Good interview with Demis Hassabis on DeepMind, AlphaGo and AI:
I’d like to see AI-assisted science where you have effectively AI research assistants that do a lot of the drudgery work and surface interesting articles, find structure in vast amounts of data, and then surface that to the human experts and scientists who can make quicker breakthroughs. I was giving a talk at CERN a few months ago; obviously they create more data than pretty much anyone on the planet, and for all we know there could be new particles sitting on their massive hard drives somewhere and no-one’s got around to analyzing that because there’s just so much data. So I think it’d be cool if one day an AI was involved in finding a new particle.

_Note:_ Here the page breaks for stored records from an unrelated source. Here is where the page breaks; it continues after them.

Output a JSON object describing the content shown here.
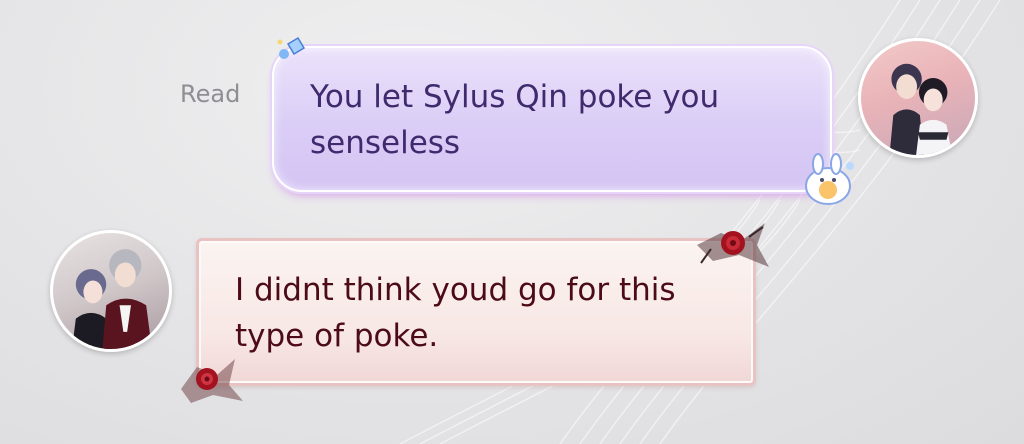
{
  "chat": {
    "read_receipt": "Read",
    "messages": [
      {
        "sender": "self",
        "text": "You let Sylus Qin poke you senseless"
      },
      {
        "sender": "other",
        "text": "I didnt think youd go for this type of poke."
      }
    ]
  },
  "icons": {
    "self_avatar": "avatar-couple-icon",
    "other_avatar": "avatar-couple-icon",
    "sent_bubble_decoration": "pastel-sticker-icon",
    "received_bubble_decoration": "red-rose-icon"
  },
  "colors": {
    "sent_bubble": "#dacdf6",
    "sent_text": "#3f2a6e",
    "received_bubble": "#f7e6e4",
    "received_border": "#e9c3c1",
    "received_text": "#4c0b16",
    "read_receipt": "#8e8e93"
  }
}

Good post on Dublin City Council’s atrociously revisionist 1916-commemoration banner, celebrating Henry Grattan, Daniel O’Connell, Charles Stewart Parnell and John Redmond:
The banner is not showing parliamentary nationalists who might be included in a history of 1916 (Redmond might have been joined by John Dillon and Tom Kettle, for instance), but displaying the parliamentarian tradition in Irish political history. The people chosen all worked for change via political means, whether obtaining an independent Irish parliament from 1782-1801 (Grattan), working for Catholic Emancipation (Grattan and O’Connell), land reform (Parnell), or trying to repeal the Act of Union and obtain Home Rule (O’Connell, Parnell, Redmond). All were MPs in Westminster at some point. None openly espoused physical force. None aimed at establishing an independent Irish Republic. Putting the history of parliamentarianism on a banner labelled 1916 suggests that 1916 was in the parliamentarian tradition. That suggestion is very far from the truth.